Generate a streaming response for real-time display:
for partial_response in model.chat_stream(
    tokenizer,
    query="Explain neural networks",
    history=history,
    system="You are a helpful assistant."
):
    print(partial_response, end="", flush=True)

Parameters

Same as chat() method.

Yields

partial_response
str
Incrementally generated response text. Each yield contains the full response up to the current point (not just the delta).

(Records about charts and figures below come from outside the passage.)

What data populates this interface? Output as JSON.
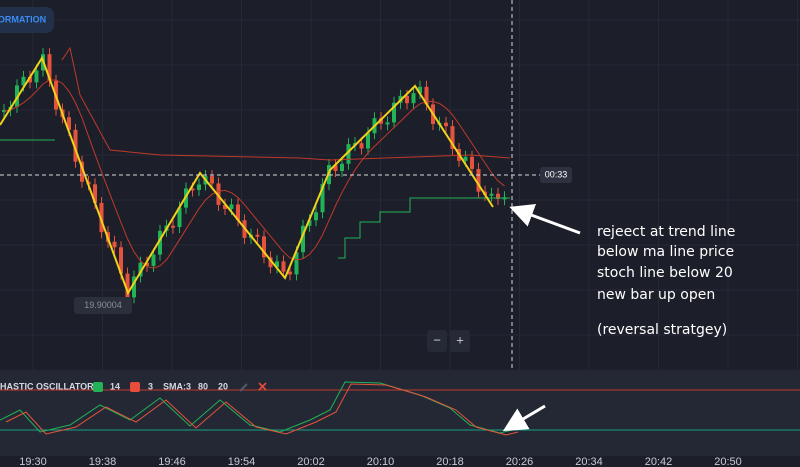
{
  "toolbar": {
    "button": "ORMATION"
  },
  "price_chart": {
    "low_label": "19.90004",
    "timer_label": "00:33",
    "zoom_out": "−",
    "zoom_in": "+"
  },
  "annotation": {
    "lines": [
      "rejeect at trend line",
      "below ma line price",
      "stoch line below 20",
      "new bar up open"
    ],
    "note": "(reversal stratgey)"
  },
  "oscillator": {
    "name": "HASTIC OSCILLATOR",
    "k_period": "14",
    "d_period": "3",
    "sma": "SMA:3",
    "upper": "80",
    "lower": "20"
  },
  "time_axis": [
    "19:30",
    "19:38",
    "19:46",
    "19:54",
    "20:02",
    "20:10",
    "20:18",
    "20:26",
    "20:34",
    "20:42",
    "20:50"
  ]
}
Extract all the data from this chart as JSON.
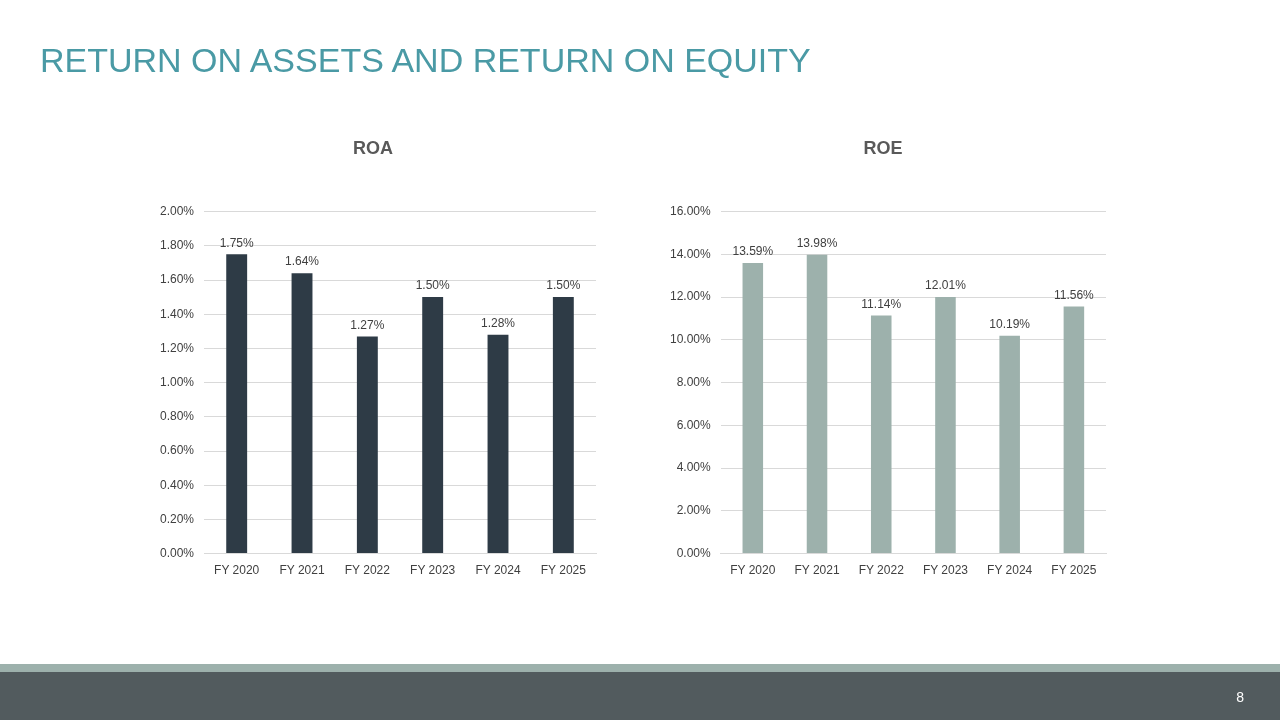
{
  "chart_data": [
    {
      "type": "other",
      "title": "RETURN ON ASSETS AND RETURN ON EQUITY",
      "annotations": [
        "8"
      ]
    },
    {
      "type": "bar",
      "title": "ROA",
      "categories": [
        "FY 2020",
        "FY 2021",
        "FY 2022",
        "FY 2023",
        "FY 2024",
        "FY 2025"
      ],
      "values": [
        1.75,
        1.64,
        1.27,
        1.5,
        1.28,
        1.5
      ],
      "value_labels": [
        "1.75%",
        "1.64%",
        "1.27%",
        "1.50%",
        "1.28%",
        "1.50%"
      ],
      "color": "#2e3b46",
      "ylim": [
        0,
        2
      ],
      "yticks": [
        {
          "value": 0,
          "label": "0.00%"
        },
        {
          "value": 0.2,
          "label": "0.20%"
        },
        {
          "value": 0.4,
          "label": "0.40%"
        },
        {
          "value": 0.6,
          "label": "0.60%"
        },
        {
          "value": 0.8,
          "label": "0.80%"
        },
        {
          "value": 1,
          "label": "1.00%"
        },
        {
          "value": 1.2,
          "label": "1.20%"
        },
        {
          "value": 1.4,
          "label": "1.40%"
        },
        {
          "value": 1.6,
          "label": "1.60%"
        },
        {
          "value": 1.8,
          "label": "1.80%"
        },
        {
          "value": 2,
          "label": "2.00%"
        }
      ],
      "grid": "y"
    },
    {
      "type": "bar",
      "title": "ROE",
      "categories": [
        "FY 2020",
        "FY 2021",
        "FY 2022",
        "FY 2023",
        "FY 2024",
        "FY 2025"
      ],
      "values": [
        13.59,
        13.98,
        11.14,
        12.01,
        10.19,
        11.56
      ],
      "value_labels": [
        "13.59%",
        "13.98%",
        "11.14%",
        "12.01%",
        "10.19%",
        "11.56%"
      ],
      "color": "#9db1ac",
      "ylim": [
        0,
        16
      ],
      "yticks": [
        {
          "value": 0,
          "label": "0.00%"
        },
        {
          "value": 2,
          "label": "2.00%"
        },
        {
          "value": 4,
          "label": "4.00%"
        },
        {
          "value": 6,
          "label": "6.00%"
        },
        {
          "value": 8,
          "label": "8.00%"
        },
        {
          "value": 10,
          "label": "10.00%"
        },
        {
          "value": 12,
          "label": "12.00%"
        },
        {
          "value": 14,
          "label": "14.00%"
        },
        {
          "value": 16,
          "label": "16.00%"
        }
      ],
      "grid": "y"
    }
  ]
}
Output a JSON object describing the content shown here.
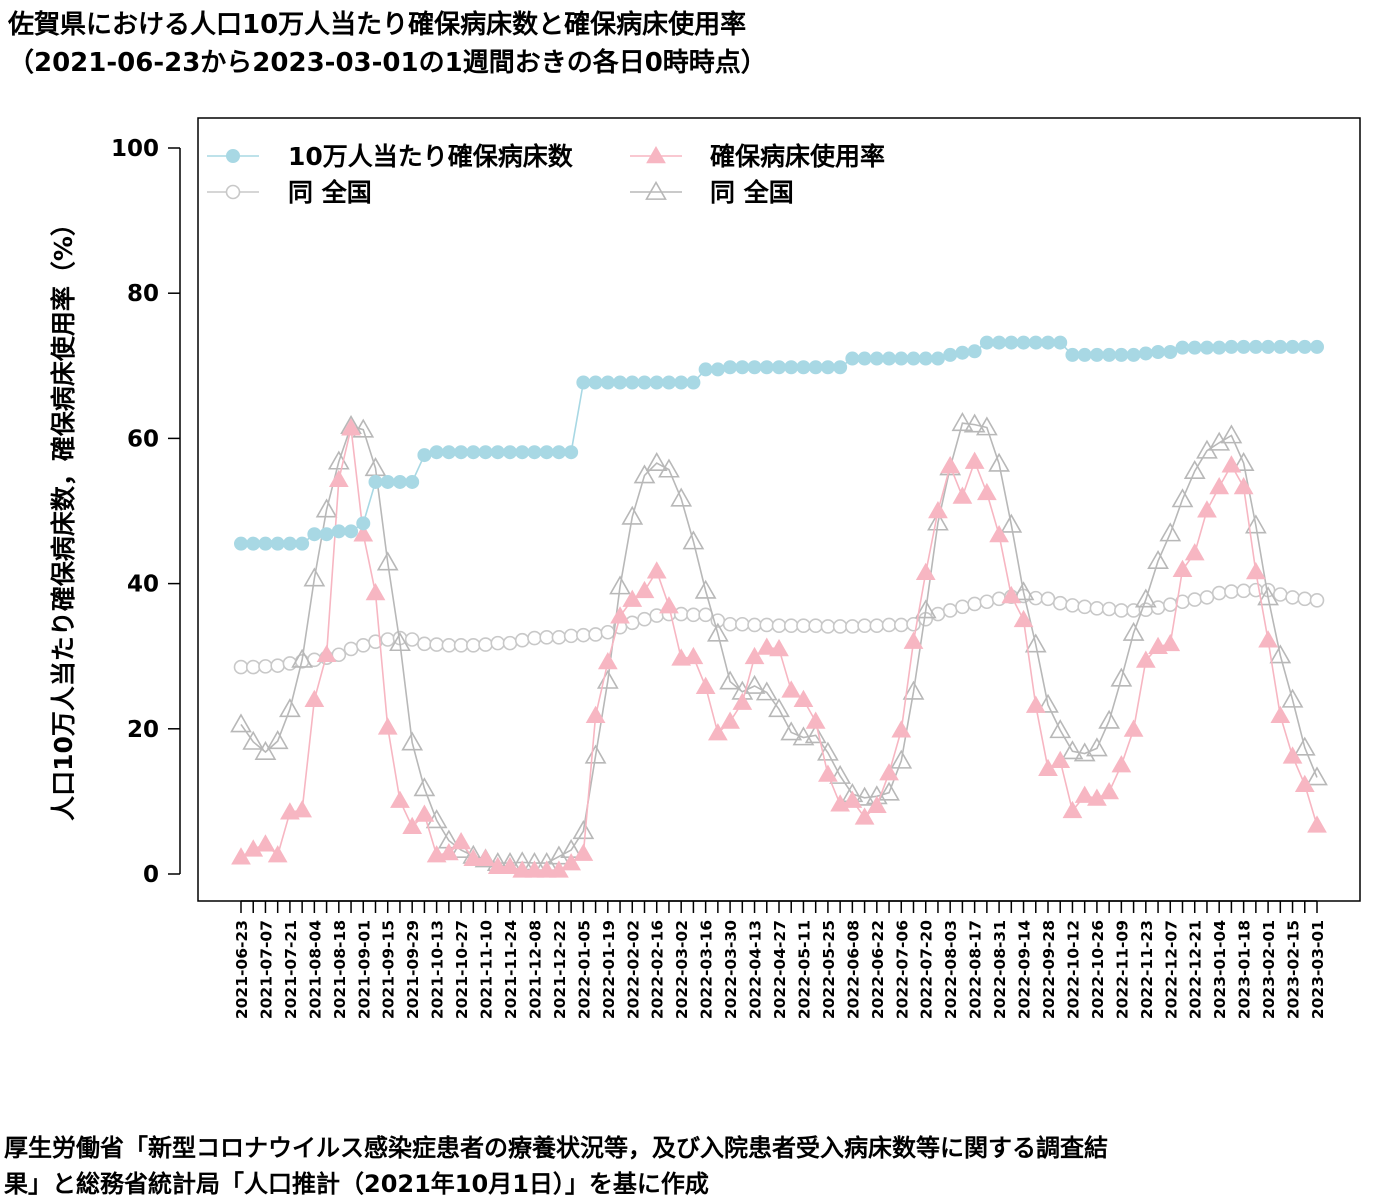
{
  "header": {
    "title_line1": "佐賀県における人口10万人当たり確保病床数と確保病床使用率",
    "title_line2": "（2021-06-23から2023-03-01の1週間おきの各日0時時点）"
  },
  "footer": {
    "source_line1": "厚生労働省「新型コロナウイルス感染症患者の療養状況等，及び入院患者受入病床数等に関する調査結",
    "source_line2": "果」と総務省統計局「人口推計（2021年10月1日）」を基に作成"
  },
  "chart_data": {
    "type": "line",
    "ylabel": "人口10万人当たり確保病床数，確保病床使用率（%）",
    "ylim": [
      0,
      100
    ],
    "yticks": [
      0,
      20,
      40,
      60,
      80,
      100
    ],
    "grid": false,
    "legend_position": "top-left",
    "x_tick_labels": [
      "2021-06-23",
      "2021-07-07",
      "2021-07-21",
      "2021-08-04",
      "2021-08-18",
      "2021-09-01",
      "2021-09-15",
      "2021-09-29",
      "2021-10-13",
      "2021-10-27",
      "2021-11-10",
      "2021-11-24",
      "2021-12-08",
      "2021-12-22",
      "2022-01-05",
      "2022-01-19",
      "2022-02-02",
      "2022-02-16",
      "2022-03-02",
      "2022-03-16",
      "2022-03-30",
      "2022-04-13",
      "2022-04-27",
      "2022-05-11",
      "2022-05-25",
      "2022-06-08",
      "2022-06-22",
      "2022-07-06",
      "2022-07-20",
      "2022-08-03",
      "2022-08-17",
      "2022-08-31",
      "2022-09-14",
      "2022-09-28",
      "2022-10-12",
      "2022-10-26",
      "2022-11-09",
      "2022-11-23",
      "2022-12-07",
      "2022-12-21",
      "2023-01-04",
      "2023-01-18",
      "2023-02-01",
      "2023-02-15",
      "2023-03-01"
    ],
    "x": [
      "2021-06-23",
      "2021-06-30",
      "2021-07-07",
      "2021-07-14",
      "2021-07-21",
      "2021-07-28",
      "2021-08-04",
      "2021-08-11",
      "2021-08-18",
      "2021-08-25",
      "2021-09-01",
      "2021-09-08",
      "2021-09-15",
      "2021-09-22",
      "2021-09-29",
      "2021-10-06",
      "2021-10-13",
      "2021-10-20",
      "2021-10-27",
      "2021-11-03",
      "2021-11-10",
      "2021-11-17",
      "2021-11-24",
      "2021-12-01",
      "2021-12-08",
      "2021-12-15",
      "2021-12-22",
      "2021-12-29",
      "2022-01-05",
      "2022-01-12",
      "2022-01-19",
      "2022-01-26",
      "2022-02-02",
      "2022-02-09",
      "2022-02-16",
      "2022-02-23",
      "2022-03-02",
      "2022-03-09",
      "2022-03-16",
      "2022-03-23",
      "2022-03-30",
      "2022-04-06",
      "2022-04-13",
      "2022-04-20",
      "2022-04-27",
      "2022-05-04",
      "2022-05-11",
      "2022-05-18",
      "2022-05-25",
      "2022-06-01",
      "2022-06-08",
      "2022-06-15",
      "2022-06-22",
      "2022-06-29",
      "2022-07-06",
      "2022-07-13",
      "2022-07-20",
      "2022-07-27",
      "2022-08-03",
      "2022-08-10",
      "2022-08-17",
      "2022-08-24",
      "2022-08-31",
      "2022-09-07",
      "2022-09-14",
      "2022-09-21",
      "2022-09-28",
      "2022-10-05",
      "2022-10-12",
      "2022-10-19",
      "2022-10-26",
      "2022-11-02",
      "2022-11-09",
      "2022-11-16",
      "2022-11-23",
      "2022-11-30",
      "2022-12-07",
      "2022-12-14",
      "2022-12-21",
      "2022-12-28",
      "2023-01-04",
      "2023-01-11",
      "2023-01-18",
      "2023-01-25",
      "2023-02-01",
      "2023-02-08",
      "2023-02-15",
      "2023-02-22",
      "2023-03-01"
    ],
    "series": [
      {
        "name": "10万人当たり確保病床数",
        "color": "#a8d8e4",
        "marker": "circle-filled",
        "values": [
          45.5,
          45.5,
          45.5,
          45.5,
          45.5,
          45.5,
          46.8,
          46.8,
          47.2,
          47.2,
          48.3,
          54,
          54,
          54,
          54,
          57.7,
          58.1,
          58.1,
          58.1,
          58.1,
          58.1,
          58.1,
          58.1,
          58.1,
          58.1,
          58.1,
          58.1,
          58.1,
          67.7,
          67.7,
          67.7,
          67.7,
          67.7,
          67.7,
          67.7,
          67.7,
          67.7,
          67.7,
          69.5,
          69.5,
          69.8,
          69.8,
          69.8,
          69.8,
          69.8,
          69.8,
          69.8,
          69.8,
          69.8,
          69.8,
          71,
          71,
          71,
          71,
          71,
          71,
          71,
          71,
          71.5,
          71.8,
          72,
          73.2,
          73.2,
          73.2,
          73.2,
          73.2,
          73.2,
          73.2,
          71.5,
          71.5,
          71.5,
          71.5,
          71.5,
          71.5,
          71.7,
          71.9,
          71.9,
          72.5,
          72.5,
          72.5,
          72.5,
          72.6,
          72.6,
          72.6,
          72.6,
          72.6,
          72.6,
          72.6,
          72.6
        ]
      },
      {
        "name": "確保病床使用率",
        "color": "#f7b6c2",
        "marker": "triangle-filled",
        "values": [
          2.3,
          3.4,
          4.1,
          2.6,
          8.5,
          8.8,
          24,
          30.2,
          54.3,
          61.4,
          46.8,
          38.7,
          20.2,
          10.1,
          6.5,
          8.2,
          2.6,
          2.9,
          4.4,
          2.1,
          2.1,
          1,
          1,
          0.5,
          0.5,
          0.5,
          0.5,
          1.5,
          2.8,
          21.8,
          29.2,
          35.5,
          37.8,
          39,
          41.7,
          36.9,
          29.7,
          29.9,
          25.8,
          19.4,
          21,
          23.6,
          29.9,
          31.2,
          31,
          25.3,
          24,
          21,
          13.7,
          9.6,
          10.1,
          7.8,
          9.4,
          13.9,
          19.8,
          32,
          41.5,
          50,
          56.2,
          52,
          56.8,
          52.5,
          46.7,
          38.3,
          35,
          23.2,
          14.5,
          15.6,
          8.7,
          10.8,
          10.4,
          11.3,
          15,
          19.9,
          29.4,
          31.3,
          31.7,
          41.9,
          44.2,
          50.1,
          53.3,
          56.3,
          53.3,
          41.6,
          32.2,
          21.8,
          16.2,
          12.3,
          6.7
        ]
      },
      {
        "name": "同 全国",
        "color": "#c8c8c8",
        "marker": "circle-open",
        "values": [
          28.5,
          28.5,
          28.6,
          28.7,
          29,
          29.3,
          29.5,
          29.8,
          30.2,
          31,
          31.5,
          32,
          32.3,
          32.5,
          32.3,
          31.7,
          31.6,
          31.5,
          31.5,
          31.5,
          31.6,
          31.8,
          31.8,
          32.2,
          32.5,
          32.6,
          32.6,
          32.8,
          32.9,
          33,
          33.3,
          34,
          34.6,
          35.1,
          35.6,
          35.8,
          35.8,
          35.7,
          35.7,
          34.9,
          34.4,
          34.4,
          34.3,
          34.3,
          34.2,
          34.2,
          34.2,
          34.2,
          34.1,
          34.1,
          34.1,
          34.2,
          34.2,
          34.3,
          34.3,
          34.4,
          35.1,
          35.8,
          36.3,
          36.8,
          37.2,
          37.5,
          37.9,
          38.2,
          38.3,
          38,
          37.9,
          37.3,
          37,
          36.8,
          36.6,
          36.5,
          36.3,
          36.3,
          36.4,
          36.7,
          37.1,
          37.5,
          37.8,
          38.1,
          38.7,
          38.9,
          39,
          39.1,
          39.1,
          38.5,
          38.1,
          37.9,
          37.7
        ]
      },
      {
        "name": "同 全国",
        "color": "#b8b8b8",
        "marker": "triangle-open",
        "values": [
          20.6,
          18.2,
          16.8,
          18.3,
          22.7,
          29.5,
          40.7,
          50.2,
          56.8,
          61.7,
          61.2,
          55.9,
          42.9,
          31.8,
          18.1,
          11.8,
          7.4,
          4.6,
          3.3,
          2.5,
          2,
          1.5,
          1.5,
          1.6,
          1.5,
          1.5,
          2.4,
          3.3,
          5.9,
          16.3,
          26.6,
          39.6,
          49.2,
          54.9,
          56.6,
          55.7,
          51.7,
          45.8,
          39,
          33.1,
          26.5,
          25.1,
          25.9,
          25,
          22.7,
          19.5,
          18.8,
          19.1,
          16.7,
          13.5,
          11,
          10.5,
          10.7,
          11.2,
          15.6,
          25.1,
          36.3,
          48.4,
          56,
          62.1,
          61.9,
          61.5,
          56.5,
          48.1,
          38.8,
          31.6,
          23.3,
          19.8,
          16.9,
          16.6,
          17.3,
          21.1,
          26.9,
          33.2,
          37.8,
          43.1,
          46.9,
          51.6,
          55.5,
          58.3,
          59.4,
          60.4,
          56.6,
          48,
          38.1,
          30.1,
          24,
          17.4,
          13.3
        ]
      }
    ]
  }
}
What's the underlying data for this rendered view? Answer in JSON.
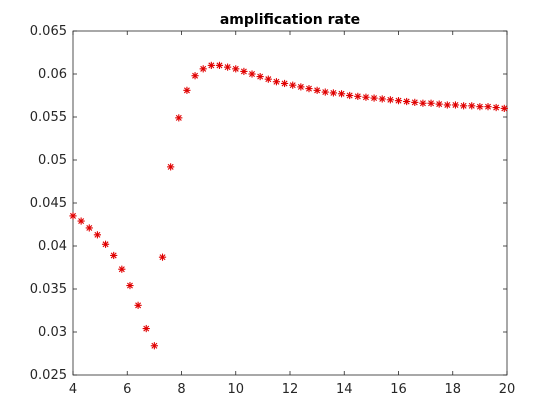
{
  "chart_data": {
    "type": "scatter",
    "title": "amplification rate",
    "xlabel": "",
    "ylabel": "",
    "xlim": [
      4,
      20
    ],
    "ylim": [
      0.025,
      0.065
    ],
    "xticks": [
      4,
      6,
      8,
      10,
      12,
      14,
      16,
      18,
      20
    ],
    "xtick_labels": [
      "4",
      "6",
      "8",
      "10",
      "12",
      "14",
      "16",
      "18",
      "20"
    ],
    "yticks": [
      0.025,
      0.03,
      0.035,
      0.04,
      0.045,
      0.05,
      0.055,
      0.06,
      0.065
    ],
    "ytick_labels": [
      "0.025",
      "0.03",
      "0.035",
      "0.04",
      "0.045",
      "0.05",
      "0.055",
      "0.06",
      "0.065"
    ],
    "grid": false,
    "marker_color": "#e00000",
    "series": [
      {
        "marker": "asterisk",
        "x": [
          4.0,
          4.3,
          4.6,
          4.9,
          5.2,
          5.5,
          5.8,
          6.1,
          6.4,
          6.7,
          7.0,
          7.3,
          7.6,
          7.9,
          8.2,
          8.5,
          8.8,
          9.1,
          9.4,
          9.7,
          10.0,
          10.3,
          10.6,
          10.9,
          11.2,
          11.5,
          11.8,
          12.1,
          12.4,
          12.7,
          13.0,
          13.3,
          13.6,
          13.9,
          14.2,
          14.5,
          14.8,
          15.1,
          15.4,
          15.7,
          16.0,
          16.3,
          16.6,
          16.9,
          17.2,
          17.5,
          17.8,
          18.1,
          18.4,
          18.7,
          19.0,
          19.3,
          19.6,
          19.9
        ],
        "y": [
          0.0435,
          0.0429,
          0.0421,
          0.0413,
          0.0402,
          0.0389,
          0.0373,
          0.0354,
          0.0331,
          0.0304,
          0.0284,
          0.0387,
          0.0492,
          0.0549,
          0.0581,
          0.0598,
          0.0606,
          0.061,
          0.061,
          0.0608,
          0.0606,
          0.0603,
          0.06,
          0.0597,
          0.0594,
          0.0591,
          0.0589,
          0.0587,
          0.0585,
          0.0583,
          0.0581,
          0.0579,
          0.0578,
          0.0577,
          0.0575,
          0.0574,
          0.0573,
          0.0572,
          0.0571,
          0.057,
          0.0569,
          0.0568,
          0.0567,
          0.0566,
          0.0566,
          0.0565,
          0.0564,
          0.0564,
          0.0563,
          0.0563,
          0.0562,
          0.0562,
          0.0561,
          0.056
        ]
      }
    ]
  }
}
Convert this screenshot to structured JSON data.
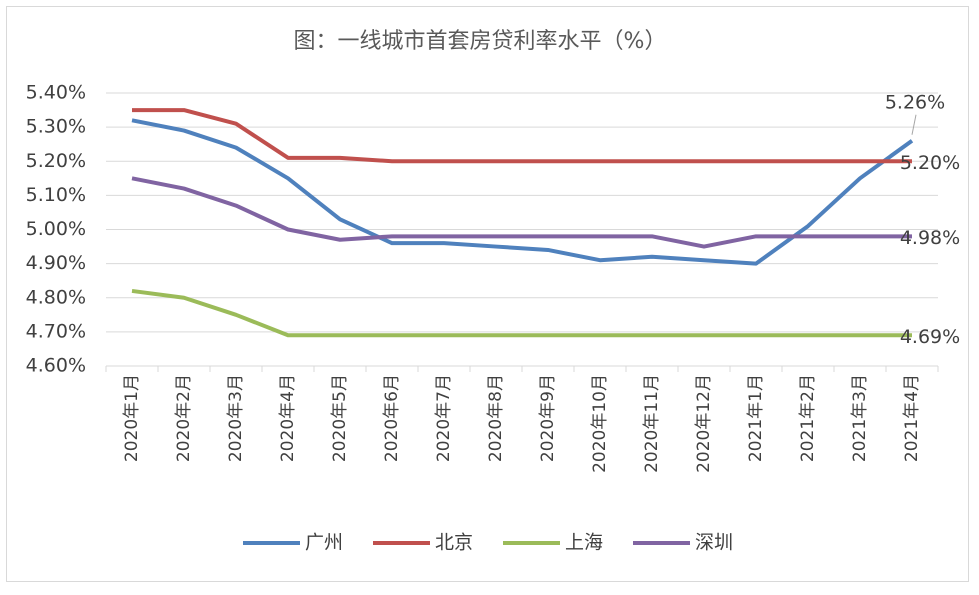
{
  "chart_data": {
    "type": "line",
    "title": "图：一线城市首套房贷利率水平（%）",
    "categories": [
      "2020年1月",
      "2020年2月",
      "2020年3月",
      "2020年4月",
      "2020年5月",
      "2020年6月",
      "2020年7月",
      "2020年8月",
      "2020年9月",
      "2020年10月",
      "2020年11月",
      "2020年12月",
      "2021年1月",
      "2021年2月",
      "2021年3月",
      "2021年4月"
    ],
    "series": [
      {
        "name": "广州",
        "color": "#4f81bd",
        "values": [
          5.32,
          5.29,
          5.24,
          5.15,
          5.03,
          4.96,
          4.96,
          4.95,
          4.94,
          4.91,
          4.92,
          4.91,
          4.9,
          5.01,
          5.15,
          5.26
        ],
        "value_labels": [
          null,
          null,
          null,
          null,
          null,
          null,
          null,
          null,
          null,
          null,
          null,
          null,
          null,
          null,
          null,
          "5.26%"
        ]
      },
      {
        "name": "北京",
        "color": "#c0504d",
        "values": [
          5.35,
          5.35,
          5.31,
          5.21,
          5.21,
          5.2,
          5.2,
          5.2,
          5.2,
          5.2,
          5.2,
          5.2,
          5.2,
          5.2,
          5.2,
          5.2
        ],
        "value_labels": [
          null,
          null,
          null,
          null,
          null,
          null,
          null,
          null,
          null,
          null,
          null,
          null,
          null,
          null,
          null,
          "5.20%"
        ]
      },
      {
        "name": "上海",
        "color": "#9bbb59",
        "values": [
          4.82,
          4.8,
          4.75,
          4.69,
          4.69,
          4.69,
          4.69,
          4.69,
          4.69,
          4.69,
          4.69,
          4.69,
          4.69,
          4.69,
          4.69,
          4.69
        ],
        "value_labels": [
          null,
          null,
          null,
          null,
          null,
          null,
          null,
          null,
          null,
          null,
          null,
          null,
          null,
          null,
          null,
          "4.69%"
        ]
      },
      {
        "name": "深圳",
        "color": "#8064a2",
        "values": [
          5.15,
          5.12,
          5.07,
          5.0,
          4.97,
          4.98,
          4.98,
          4.98,
          4.98,
          4.98,
          4.98,
          4.95,
          4.98,
          4.98,
          4.98,
          4.98
        ],
        "value_labels": [
          null,
          null,
          null,
          null,
          null,
          null,
          null,
          null,
          null,
          null,
          null,
          null,
          null,
          null,
          null,
          "4.98%"
        ]
      }
    ],
    "ylim": [
      4.6,
      5.4
    ],
    "yticks": [
      {
        "value": 4.6,
        "label": "4.60%"
      },
      {
        "value": 4.7,
        "label": "4.70%"
      },
      {
        "value": 4.8,
        "label": "4.80%"
      },
      {
        "value": 4.9,
        "label": "4.90%"
      },
      {
        "value": 5.0,
        "label": "5.00%"
      },
      {
        "value": 5.1,
        "label": "5.10%"
      },
      {
        "value": 5.2,
        "label": "5.20%"
      },
      {
        "value": 5.3,
        "label": "5.30%"
      },
      {
        "value": 5.4,
        "label": "5.40%"
      }
    ],
    "grid": true,
    "legend": "bottom"
  }
}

Multi-turn Conversation Example

from transformers import AutoModelForCausalLM, AutoTokenizer

# Load model and tokenizer
model = AutoModelForCausalLM.from_pretrained(
    "Qwen/Qwen-7B-Chat",
    device_map="auto",
    trust_remote_code=True
).eval()

tokenizer = AutoTokenizer.from_pretrained(
    "Qwen/Qwen-7B-Chat",
    trust_remote_code=True
)

# Initialize conversation
history = []
system = "You are a helpful AI assistant."

# First turn
response, history = model.chat(
    tokenizer,
    "Hello! Who are you?",
    history=history,
    system=system
)
print(f"Assistant: {response}")

# Second turn (with context)
response, history = model.chat(
    tokenizer,
    "What can you help me with?",
    history=history,
    system=system
)
print(f"Assistant: {response}")

# History now contains both exchanges
print(f"History length: {len(history)}")

Streaming Response Example

import sys

query = "Write a short poem about AI"

for response in model.chat_stream(
    tokenizer,
    query,
    history=history,
    generation_config=generation_config
):
    # Clear and rewrite output
    sys.stdout.write('\r' + ' ' * 80 + '\r')
    sys.stdout.write(response)
    sys.stdout.flush()

print()  # New line after completion

Custom System Prompts

# Technical expert
system = "You are an expert software engineer specializing in Python."

response, history = model.chat(
    tokenizer,
    "How do I optimize this code?",
    system=system
)

# Creative writing
system = "You are a creative writing assistant who helps with storytelling."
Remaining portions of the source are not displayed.